Günther verursacht Eklat im BER-Untersuchungssausschuss

Die Sitzung wurde am Freitag abgebrochen. Senatorin Günther hatte zugegeben, sich zuvor mit einem Ausschussmitglied beraten zu haben.

Verkehrssenatorin Regine Günther (Grüne).

Verkehrssenatorin Regine Günther (Grüne).

Foto: Maurizio Gambarini / FUNKE FotoServices

Die Sitzung des BER-Untersuchungsausschusses ist am Freitag abgebrochen worden. Grund dafür war die Antwort auf eine CDU-Frage an Berlins Verkehrssenatorin Regine Günther (Grüne), ob sie sich im Vorfeld beraten habe. Die Senatorin gab daraufhin zu, sich im Vorfeld der Sitzung mit Harald Moritz, dem verkehrspolitischen Sprecher der Grünen-Fraktion und Obmann im Untersuchungsausschuss besprochen zu haben.

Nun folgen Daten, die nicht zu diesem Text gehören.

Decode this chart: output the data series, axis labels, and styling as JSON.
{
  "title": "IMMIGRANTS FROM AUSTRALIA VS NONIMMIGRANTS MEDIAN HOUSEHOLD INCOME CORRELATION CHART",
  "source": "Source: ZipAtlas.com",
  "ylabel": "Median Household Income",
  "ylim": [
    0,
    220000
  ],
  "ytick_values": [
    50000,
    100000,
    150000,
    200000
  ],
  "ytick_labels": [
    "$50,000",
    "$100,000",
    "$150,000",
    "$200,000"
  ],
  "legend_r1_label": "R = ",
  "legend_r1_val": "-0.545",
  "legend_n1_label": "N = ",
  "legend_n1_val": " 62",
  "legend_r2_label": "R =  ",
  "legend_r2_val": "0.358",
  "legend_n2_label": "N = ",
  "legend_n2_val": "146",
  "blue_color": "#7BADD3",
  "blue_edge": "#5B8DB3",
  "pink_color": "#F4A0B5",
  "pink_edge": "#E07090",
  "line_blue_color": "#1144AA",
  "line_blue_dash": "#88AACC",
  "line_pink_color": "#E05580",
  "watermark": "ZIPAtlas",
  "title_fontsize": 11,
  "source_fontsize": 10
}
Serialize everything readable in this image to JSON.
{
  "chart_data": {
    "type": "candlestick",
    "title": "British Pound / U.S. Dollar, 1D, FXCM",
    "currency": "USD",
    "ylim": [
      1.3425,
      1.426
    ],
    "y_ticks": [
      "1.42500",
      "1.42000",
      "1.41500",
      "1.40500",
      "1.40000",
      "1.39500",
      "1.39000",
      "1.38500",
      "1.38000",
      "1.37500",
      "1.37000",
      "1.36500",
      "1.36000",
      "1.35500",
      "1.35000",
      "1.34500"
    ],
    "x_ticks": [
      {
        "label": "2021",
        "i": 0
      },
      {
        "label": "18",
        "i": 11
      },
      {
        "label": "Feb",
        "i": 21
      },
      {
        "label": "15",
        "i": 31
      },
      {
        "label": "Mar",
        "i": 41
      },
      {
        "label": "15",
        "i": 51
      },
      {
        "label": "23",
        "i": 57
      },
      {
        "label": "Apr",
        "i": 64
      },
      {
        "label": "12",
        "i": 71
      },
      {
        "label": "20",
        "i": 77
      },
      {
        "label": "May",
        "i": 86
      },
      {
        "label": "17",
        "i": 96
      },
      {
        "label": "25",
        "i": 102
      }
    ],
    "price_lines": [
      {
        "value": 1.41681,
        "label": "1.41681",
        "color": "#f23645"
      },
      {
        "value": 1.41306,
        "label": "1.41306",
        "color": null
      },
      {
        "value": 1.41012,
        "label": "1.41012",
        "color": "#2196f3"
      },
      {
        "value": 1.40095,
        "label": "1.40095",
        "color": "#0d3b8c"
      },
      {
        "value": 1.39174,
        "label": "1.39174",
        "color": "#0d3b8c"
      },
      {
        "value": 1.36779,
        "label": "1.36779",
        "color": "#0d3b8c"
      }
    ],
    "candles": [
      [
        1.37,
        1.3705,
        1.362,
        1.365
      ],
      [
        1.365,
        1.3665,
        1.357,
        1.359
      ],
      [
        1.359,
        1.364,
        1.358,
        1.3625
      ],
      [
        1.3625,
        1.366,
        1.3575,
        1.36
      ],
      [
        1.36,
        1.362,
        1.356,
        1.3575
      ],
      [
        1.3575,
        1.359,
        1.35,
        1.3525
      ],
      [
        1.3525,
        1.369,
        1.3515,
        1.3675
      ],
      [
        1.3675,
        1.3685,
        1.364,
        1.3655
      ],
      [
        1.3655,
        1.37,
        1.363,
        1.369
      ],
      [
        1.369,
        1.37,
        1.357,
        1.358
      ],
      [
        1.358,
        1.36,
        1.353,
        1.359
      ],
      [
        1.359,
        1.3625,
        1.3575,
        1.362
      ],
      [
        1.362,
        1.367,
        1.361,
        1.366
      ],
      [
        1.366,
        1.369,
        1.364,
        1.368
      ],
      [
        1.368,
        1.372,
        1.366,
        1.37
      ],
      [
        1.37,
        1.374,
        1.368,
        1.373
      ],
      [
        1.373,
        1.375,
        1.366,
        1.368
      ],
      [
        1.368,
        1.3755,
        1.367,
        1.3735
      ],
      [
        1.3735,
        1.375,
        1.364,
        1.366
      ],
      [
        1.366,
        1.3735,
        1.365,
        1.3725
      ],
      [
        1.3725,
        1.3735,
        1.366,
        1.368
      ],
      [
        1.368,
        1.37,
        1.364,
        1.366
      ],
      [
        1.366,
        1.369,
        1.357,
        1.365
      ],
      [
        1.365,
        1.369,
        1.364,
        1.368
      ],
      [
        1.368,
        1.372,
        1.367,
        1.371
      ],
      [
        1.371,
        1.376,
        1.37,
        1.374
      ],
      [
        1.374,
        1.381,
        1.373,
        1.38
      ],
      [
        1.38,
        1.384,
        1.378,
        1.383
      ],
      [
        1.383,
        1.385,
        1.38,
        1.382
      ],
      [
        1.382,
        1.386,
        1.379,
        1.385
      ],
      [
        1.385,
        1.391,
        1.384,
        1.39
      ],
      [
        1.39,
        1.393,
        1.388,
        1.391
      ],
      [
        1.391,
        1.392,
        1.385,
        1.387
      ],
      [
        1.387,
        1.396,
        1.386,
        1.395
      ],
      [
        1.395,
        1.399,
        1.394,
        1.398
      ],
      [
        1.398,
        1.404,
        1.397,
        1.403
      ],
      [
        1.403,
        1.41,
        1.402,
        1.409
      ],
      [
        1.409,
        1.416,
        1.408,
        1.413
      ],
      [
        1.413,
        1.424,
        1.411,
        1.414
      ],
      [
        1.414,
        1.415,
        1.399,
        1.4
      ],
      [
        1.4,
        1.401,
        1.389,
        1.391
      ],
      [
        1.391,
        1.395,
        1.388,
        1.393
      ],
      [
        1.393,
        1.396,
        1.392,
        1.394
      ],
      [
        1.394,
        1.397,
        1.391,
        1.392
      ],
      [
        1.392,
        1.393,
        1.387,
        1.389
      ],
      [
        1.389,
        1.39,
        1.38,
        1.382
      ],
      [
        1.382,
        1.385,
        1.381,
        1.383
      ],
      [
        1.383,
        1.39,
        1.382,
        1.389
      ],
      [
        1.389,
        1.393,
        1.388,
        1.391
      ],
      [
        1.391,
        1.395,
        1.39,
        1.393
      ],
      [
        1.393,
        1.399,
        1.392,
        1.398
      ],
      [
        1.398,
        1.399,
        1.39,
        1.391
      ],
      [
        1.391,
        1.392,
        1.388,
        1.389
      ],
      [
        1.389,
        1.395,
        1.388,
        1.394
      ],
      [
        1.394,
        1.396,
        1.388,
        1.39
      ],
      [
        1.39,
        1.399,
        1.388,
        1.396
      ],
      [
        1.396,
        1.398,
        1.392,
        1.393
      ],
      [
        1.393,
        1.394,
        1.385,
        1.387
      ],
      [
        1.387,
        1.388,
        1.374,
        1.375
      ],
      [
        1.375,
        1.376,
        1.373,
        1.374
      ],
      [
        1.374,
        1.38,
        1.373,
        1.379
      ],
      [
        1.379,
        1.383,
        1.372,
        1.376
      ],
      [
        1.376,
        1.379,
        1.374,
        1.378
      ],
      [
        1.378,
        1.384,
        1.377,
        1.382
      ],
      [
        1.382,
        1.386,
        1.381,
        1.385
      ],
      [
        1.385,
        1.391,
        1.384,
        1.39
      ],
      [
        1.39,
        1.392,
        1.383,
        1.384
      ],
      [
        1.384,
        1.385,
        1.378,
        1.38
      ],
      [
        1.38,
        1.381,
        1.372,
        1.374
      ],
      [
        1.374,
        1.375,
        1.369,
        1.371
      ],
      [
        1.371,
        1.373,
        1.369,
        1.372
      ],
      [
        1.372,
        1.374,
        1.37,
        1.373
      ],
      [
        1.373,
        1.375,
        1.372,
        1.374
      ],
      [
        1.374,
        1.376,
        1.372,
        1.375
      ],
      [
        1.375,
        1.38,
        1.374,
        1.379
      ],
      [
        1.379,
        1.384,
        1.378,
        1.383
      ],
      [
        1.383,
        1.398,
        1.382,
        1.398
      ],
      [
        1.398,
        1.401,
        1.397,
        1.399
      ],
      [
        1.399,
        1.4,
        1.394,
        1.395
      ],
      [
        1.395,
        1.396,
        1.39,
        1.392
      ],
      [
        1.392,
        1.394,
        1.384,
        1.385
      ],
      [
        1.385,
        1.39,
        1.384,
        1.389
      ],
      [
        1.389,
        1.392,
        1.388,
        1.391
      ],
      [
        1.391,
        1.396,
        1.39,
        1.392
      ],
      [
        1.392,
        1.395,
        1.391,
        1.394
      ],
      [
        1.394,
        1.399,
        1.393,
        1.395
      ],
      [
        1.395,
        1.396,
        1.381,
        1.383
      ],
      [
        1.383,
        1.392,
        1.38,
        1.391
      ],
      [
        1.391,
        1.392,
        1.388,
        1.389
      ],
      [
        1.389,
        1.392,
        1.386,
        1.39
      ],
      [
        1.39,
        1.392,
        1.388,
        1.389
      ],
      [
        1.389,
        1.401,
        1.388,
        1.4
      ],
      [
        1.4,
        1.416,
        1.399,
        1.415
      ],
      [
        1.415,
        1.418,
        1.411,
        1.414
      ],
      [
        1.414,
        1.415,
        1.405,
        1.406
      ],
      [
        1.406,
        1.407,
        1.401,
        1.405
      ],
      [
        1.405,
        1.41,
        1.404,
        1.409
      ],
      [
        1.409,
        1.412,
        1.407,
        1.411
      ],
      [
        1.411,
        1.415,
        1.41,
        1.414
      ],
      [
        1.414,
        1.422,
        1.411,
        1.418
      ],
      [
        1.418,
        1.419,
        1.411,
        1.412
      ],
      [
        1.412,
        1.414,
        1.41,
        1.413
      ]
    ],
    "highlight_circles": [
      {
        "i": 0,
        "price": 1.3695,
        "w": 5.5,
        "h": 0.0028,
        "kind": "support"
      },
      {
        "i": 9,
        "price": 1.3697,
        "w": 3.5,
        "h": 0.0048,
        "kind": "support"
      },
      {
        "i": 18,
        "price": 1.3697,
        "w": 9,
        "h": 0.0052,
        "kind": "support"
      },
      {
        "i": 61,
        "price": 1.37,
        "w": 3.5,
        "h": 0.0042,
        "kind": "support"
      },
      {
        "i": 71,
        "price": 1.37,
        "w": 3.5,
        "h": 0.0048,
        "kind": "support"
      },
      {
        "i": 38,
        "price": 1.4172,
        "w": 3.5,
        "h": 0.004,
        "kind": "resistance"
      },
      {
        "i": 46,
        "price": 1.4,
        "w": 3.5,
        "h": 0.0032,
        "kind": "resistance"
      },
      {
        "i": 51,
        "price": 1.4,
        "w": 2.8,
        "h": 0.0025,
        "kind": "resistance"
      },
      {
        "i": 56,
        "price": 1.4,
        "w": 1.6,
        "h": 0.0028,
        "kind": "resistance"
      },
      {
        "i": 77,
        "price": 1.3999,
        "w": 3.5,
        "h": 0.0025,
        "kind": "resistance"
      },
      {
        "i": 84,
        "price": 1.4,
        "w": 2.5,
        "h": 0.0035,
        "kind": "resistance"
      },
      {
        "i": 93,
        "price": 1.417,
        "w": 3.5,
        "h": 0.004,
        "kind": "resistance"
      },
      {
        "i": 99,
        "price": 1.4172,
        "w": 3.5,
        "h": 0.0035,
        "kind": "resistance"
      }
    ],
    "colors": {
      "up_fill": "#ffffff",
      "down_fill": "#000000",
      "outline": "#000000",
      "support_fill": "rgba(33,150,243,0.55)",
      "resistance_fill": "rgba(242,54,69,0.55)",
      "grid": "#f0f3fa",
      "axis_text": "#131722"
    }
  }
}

Allerdings darf es bei parlamentarischen Untersuchungsausschüssen keine Absprachen zwischen Zeugen und MItgliedern des Ausschusses geben. Christian Gräff, Obmann der CDU im Ausschuss, erklärte zu der mutmaßlichen Zeugenbeeinflussung: „Die Verfahrensvorschriften von Untersuchungsausschüssen sehen aus gutem Grund vor, dass Zeugen und Ausschussmitglieder sich über den Untersuchungsgegenstand nicht außerhalb des Ausschusses austauschen dürfen. So sollen eine Manipulation der Befragung und die Beeinflussung von Zeugen ausgeschlossen werden. Die Grünen haben gegen diesen Grundsatz in krasser Weise verstoßen. Wie Senatorin Günther im Ausschuss zugeben musste, hat sie sich im Vorfeld der Befragung mit dem Obmann der Grünen vorabgestimmt. Das ist nicht nur ein grober Verstoß gegen die Verfahrensregeln, sondern ein Versuch, die Befragung der Zeugin rund um die unzureichende Verkehrsanbindung des BER zu manipulieren."